As for the second half of my summer, well, I never could resist a good adventure, and an adventure in the form of a scholarship opened itself up very widely for me, so I took the leap! The second half of summer, I will be a part of the Joint Space Weather Summer Camp. Being as how you don’t know what that is, unless you do of course, I shall endeavor to explain! Or rather, I shall copy-paste their description because that’s plenty good enough, don’t you think?

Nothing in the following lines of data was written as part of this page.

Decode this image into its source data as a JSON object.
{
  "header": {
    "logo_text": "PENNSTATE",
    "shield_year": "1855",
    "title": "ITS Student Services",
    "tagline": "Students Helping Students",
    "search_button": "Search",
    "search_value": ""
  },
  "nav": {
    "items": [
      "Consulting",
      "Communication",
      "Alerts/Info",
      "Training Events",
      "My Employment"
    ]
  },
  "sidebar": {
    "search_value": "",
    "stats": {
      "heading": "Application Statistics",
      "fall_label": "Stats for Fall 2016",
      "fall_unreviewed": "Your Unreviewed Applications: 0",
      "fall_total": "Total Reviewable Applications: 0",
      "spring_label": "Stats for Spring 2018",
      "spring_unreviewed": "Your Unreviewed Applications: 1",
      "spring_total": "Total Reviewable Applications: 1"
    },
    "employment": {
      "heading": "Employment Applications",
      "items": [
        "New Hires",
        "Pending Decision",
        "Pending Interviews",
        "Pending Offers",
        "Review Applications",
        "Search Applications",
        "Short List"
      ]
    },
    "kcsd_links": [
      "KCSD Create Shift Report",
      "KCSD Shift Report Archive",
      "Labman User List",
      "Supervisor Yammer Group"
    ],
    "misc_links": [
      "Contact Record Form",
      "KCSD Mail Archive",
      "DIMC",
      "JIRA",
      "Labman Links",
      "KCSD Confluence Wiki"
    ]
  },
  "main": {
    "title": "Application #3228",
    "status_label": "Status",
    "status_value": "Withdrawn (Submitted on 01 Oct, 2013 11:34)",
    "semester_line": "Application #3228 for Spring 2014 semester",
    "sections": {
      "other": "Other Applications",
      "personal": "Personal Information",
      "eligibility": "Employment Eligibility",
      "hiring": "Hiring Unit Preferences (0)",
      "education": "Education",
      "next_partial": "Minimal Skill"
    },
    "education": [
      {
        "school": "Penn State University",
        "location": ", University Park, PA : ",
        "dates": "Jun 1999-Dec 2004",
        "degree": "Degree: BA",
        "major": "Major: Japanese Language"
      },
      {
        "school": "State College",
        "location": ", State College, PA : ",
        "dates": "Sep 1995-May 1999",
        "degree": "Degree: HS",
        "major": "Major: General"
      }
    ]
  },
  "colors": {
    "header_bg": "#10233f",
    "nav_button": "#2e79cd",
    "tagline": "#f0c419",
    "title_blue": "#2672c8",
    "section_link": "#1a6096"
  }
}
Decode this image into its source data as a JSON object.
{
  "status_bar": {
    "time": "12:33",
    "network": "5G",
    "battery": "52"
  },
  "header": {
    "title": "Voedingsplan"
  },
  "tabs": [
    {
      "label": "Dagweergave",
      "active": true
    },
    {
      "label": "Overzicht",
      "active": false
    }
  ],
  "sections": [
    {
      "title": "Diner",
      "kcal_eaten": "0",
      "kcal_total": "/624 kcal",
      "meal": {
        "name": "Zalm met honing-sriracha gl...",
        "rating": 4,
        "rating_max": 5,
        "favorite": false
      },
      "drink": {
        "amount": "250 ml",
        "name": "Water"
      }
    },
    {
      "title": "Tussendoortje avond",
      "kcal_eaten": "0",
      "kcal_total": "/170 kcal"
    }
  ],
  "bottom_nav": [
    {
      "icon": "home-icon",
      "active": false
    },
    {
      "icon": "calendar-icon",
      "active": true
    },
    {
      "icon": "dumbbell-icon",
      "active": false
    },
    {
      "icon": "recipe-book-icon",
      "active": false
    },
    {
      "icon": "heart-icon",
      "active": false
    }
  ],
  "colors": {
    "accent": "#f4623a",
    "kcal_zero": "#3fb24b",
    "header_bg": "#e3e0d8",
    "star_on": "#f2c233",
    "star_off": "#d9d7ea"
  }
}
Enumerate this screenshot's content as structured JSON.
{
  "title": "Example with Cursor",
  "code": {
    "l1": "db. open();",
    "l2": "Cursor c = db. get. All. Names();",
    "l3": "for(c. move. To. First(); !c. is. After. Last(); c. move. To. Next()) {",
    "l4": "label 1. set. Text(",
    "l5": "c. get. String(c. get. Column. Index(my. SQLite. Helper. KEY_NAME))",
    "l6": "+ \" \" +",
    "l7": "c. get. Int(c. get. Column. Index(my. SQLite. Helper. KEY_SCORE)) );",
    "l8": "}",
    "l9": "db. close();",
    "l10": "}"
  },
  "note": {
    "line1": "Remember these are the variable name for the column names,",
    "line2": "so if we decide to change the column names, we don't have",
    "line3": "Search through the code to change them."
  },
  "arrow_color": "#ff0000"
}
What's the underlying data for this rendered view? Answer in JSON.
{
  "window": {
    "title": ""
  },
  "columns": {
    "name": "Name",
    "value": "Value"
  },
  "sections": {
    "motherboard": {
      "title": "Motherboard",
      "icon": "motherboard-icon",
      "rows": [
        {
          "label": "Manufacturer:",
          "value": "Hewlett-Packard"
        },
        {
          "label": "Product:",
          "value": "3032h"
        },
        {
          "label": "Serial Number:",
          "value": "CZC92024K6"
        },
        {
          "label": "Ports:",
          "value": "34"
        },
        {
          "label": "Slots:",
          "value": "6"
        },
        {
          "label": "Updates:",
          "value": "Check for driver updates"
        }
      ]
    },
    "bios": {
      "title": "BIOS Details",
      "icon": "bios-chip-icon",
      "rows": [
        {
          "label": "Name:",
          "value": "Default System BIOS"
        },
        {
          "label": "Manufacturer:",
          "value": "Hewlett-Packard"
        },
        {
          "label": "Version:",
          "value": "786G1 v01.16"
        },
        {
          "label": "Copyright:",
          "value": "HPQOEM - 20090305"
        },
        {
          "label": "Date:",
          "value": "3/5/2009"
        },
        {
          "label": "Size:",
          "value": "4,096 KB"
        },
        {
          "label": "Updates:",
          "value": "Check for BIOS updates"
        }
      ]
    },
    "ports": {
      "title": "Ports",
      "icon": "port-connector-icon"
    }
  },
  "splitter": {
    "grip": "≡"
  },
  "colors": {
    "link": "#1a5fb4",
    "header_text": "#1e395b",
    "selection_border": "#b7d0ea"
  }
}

 The Joint Space Weather Summer Camp (JSWSC) is an opportunity to learn about space physics in the context of meeting a very practical need -- to understand the influence of the Sun on the space and upper atmosphere of the Earth and its related impact on the technological systems and needs of modern society. This is a new, exciting, and emerging discipline called Space Weather, that has attracted the attention of the White House and senior leaders in government because of the importance of ensuring that our technological investments are properly protected against severe Space Weather.
About twenty students from UAH and from a variety of universities and research centers across Germany participate in a multiple week series of lectures, hands-on projects and experiments and excursions as they learn both the theoretical underpinnings and practical applications of Space Weather and solar and space physics.


It boils down to a scholarship for a single, specific, course and a trip to Germany for two weeks!  Hurrah! I will return to Germany! But only for two weeks, and much of the day I will be in class, as far as my understanding goes.  That doesn’t mean adventures will not occur.  I am one with adventure. Adventures are one with me!  Besides, if you look at it just so, anything is an adventure.

You all get told more next week!


One Final Byte: Adventures are more viewpoint than series of events.